Within seconds, our platform can highlight when a patient may be at risk and guide their doctor toward the right diagnostic pathway - across more than 100 cancer types. But the impact isn’t defined by speed, it’s defined by the lives reached sooner.

Real-world evaluations across the NHS have shown that clinicians using C the Signs are able to:

  • identify patients whose symptoms signal concern - even when the signs are hard to spot
  • offer reassurance by safely ruling out risk when symptoms are more likely to be benign
  • give clinicians clearer insight into where a tumour may have started
  • help reduce emergency cancer presentations by half
  • shorten the time it takes for patients to reach a diagnosis

Each of these outcomes represents something deeply human: a patient receiving answers earlier,
a family spared uncertainty, a healthcare system given space to care, not catch up.

This is what innovation should do - not stand in the place of clinical judgement, but enhance it. It should deepen insight and make the subtle more visible, so clinicians can act early with the confidence their patients deserve.

The movement, and honouring Jess’s Rule

Miles closed by sharing the story of Jessica Brady - a 27-year-old whose symptoms were subtle, persistent and easy to misinterpret. Despite several visits to her doctor, her cancer was found too late. Her loss is felt deeply, not only by those who loved her, but by clinicians across the country who want every patient to be seen in time.

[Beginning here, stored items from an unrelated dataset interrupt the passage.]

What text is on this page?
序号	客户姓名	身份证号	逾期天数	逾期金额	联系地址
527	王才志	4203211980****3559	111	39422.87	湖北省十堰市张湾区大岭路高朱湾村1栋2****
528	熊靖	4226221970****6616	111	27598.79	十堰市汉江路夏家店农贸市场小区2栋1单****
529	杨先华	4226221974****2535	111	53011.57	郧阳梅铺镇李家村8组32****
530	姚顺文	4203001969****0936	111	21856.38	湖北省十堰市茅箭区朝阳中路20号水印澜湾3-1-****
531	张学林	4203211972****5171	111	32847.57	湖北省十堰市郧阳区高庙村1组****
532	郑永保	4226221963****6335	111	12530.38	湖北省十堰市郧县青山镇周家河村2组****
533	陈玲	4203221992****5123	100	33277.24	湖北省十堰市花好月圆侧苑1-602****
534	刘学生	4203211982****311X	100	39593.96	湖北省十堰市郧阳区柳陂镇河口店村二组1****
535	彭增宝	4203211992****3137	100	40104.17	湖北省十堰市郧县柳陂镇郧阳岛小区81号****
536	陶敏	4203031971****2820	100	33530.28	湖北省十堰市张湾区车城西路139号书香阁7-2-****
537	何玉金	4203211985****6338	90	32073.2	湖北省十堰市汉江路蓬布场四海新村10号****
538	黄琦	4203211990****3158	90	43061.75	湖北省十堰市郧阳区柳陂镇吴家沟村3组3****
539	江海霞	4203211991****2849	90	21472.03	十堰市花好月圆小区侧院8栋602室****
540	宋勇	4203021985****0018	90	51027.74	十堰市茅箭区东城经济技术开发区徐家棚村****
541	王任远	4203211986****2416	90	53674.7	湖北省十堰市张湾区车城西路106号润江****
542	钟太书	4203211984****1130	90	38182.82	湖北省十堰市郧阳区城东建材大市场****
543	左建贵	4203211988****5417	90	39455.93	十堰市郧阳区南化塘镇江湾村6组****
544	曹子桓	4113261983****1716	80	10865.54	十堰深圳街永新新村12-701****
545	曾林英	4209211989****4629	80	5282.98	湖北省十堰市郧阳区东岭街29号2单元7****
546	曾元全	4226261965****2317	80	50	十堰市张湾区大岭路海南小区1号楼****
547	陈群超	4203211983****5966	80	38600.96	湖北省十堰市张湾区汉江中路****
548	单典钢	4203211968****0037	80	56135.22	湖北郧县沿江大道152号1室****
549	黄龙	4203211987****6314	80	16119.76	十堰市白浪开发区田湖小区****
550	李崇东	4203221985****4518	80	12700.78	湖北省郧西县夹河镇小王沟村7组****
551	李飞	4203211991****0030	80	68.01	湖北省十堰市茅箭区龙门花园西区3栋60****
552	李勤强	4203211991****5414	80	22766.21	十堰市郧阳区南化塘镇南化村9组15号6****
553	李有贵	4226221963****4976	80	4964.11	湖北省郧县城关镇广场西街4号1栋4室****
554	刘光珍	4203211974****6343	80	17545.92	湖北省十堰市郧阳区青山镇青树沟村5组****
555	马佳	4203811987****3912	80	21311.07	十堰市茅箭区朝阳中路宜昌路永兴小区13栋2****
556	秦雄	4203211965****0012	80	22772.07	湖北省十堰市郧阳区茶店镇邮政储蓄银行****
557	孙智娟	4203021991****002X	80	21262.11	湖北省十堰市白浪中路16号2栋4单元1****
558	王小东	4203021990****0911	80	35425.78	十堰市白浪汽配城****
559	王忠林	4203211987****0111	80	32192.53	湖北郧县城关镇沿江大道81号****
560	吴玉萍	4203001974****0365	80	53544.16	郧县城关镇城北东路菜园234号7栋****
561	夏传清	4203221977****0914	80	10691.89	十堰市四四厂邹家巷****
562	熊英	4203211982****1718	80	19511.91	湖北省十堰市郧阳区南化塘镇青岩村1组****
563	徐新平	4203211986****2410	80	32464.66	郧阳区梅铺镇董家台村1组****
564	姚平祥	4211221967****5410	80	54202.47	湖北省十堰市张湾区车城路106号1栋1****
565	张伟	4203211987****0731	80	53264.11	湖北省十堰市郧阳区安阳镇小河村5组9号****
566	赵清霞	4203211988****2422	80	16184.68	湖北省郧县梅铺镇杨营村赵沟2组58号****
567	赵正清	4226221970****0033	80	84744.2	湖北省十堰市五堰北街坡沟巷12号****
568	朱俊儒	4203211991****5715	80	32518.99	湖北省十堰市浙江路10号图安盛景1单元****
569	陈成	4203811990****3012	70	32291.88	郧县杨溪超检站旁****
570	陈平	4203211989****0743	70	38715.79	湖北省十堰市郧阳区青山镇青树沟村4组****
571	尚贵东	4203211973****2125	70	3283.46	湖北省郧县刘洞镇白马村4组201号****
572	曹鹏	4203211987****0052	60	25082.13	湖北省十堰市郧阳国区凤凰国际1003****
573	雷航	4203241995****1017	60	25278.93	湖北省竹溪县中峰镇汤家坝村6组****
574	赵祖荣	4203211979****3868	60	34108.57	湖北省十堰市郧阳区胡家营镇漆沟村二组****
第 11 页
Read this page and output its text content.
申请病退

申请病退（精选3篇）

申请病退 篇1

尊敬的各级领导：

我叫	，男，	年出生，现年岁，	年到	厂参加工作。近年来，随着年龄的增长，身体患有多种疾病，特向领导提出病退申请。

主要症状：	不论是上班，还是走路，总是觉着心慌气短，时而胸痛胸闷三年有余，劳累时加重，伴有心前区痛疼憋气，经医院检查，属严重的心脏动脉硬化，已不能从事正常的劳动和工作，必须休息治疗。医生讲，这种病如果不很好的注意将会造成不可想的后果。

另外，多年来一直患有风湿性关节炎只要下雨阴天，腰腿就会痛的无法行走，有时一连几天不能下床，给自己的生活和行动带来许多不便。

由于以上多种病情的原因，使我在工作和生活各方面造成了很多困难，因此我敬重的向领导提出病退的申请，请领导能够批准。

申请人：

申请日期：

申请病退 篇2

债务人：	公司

To honour her legacy, our team is introducing Jess’s Rule - a safeguard within the platform that gently alerts clinicians when a patient returns multiple times with unresolved symptoms, prompting a thoughtful, timely cancer risk assessment.

It’s a small change with a profound purpose: to make sure no patient is ever unintentionally overlooked, and no pattern is missed simply because symptoms are subtle.

As Miles said:

“We can turn tragedy into transformation - by ensuring that no patient is ever overlooked again.”

Jess’s story is a reminder of why this movement matters. Together, we can help make early cancer detection a standard for everyone - not a privilege for a few - and give each person the time, choice and hope they deserve.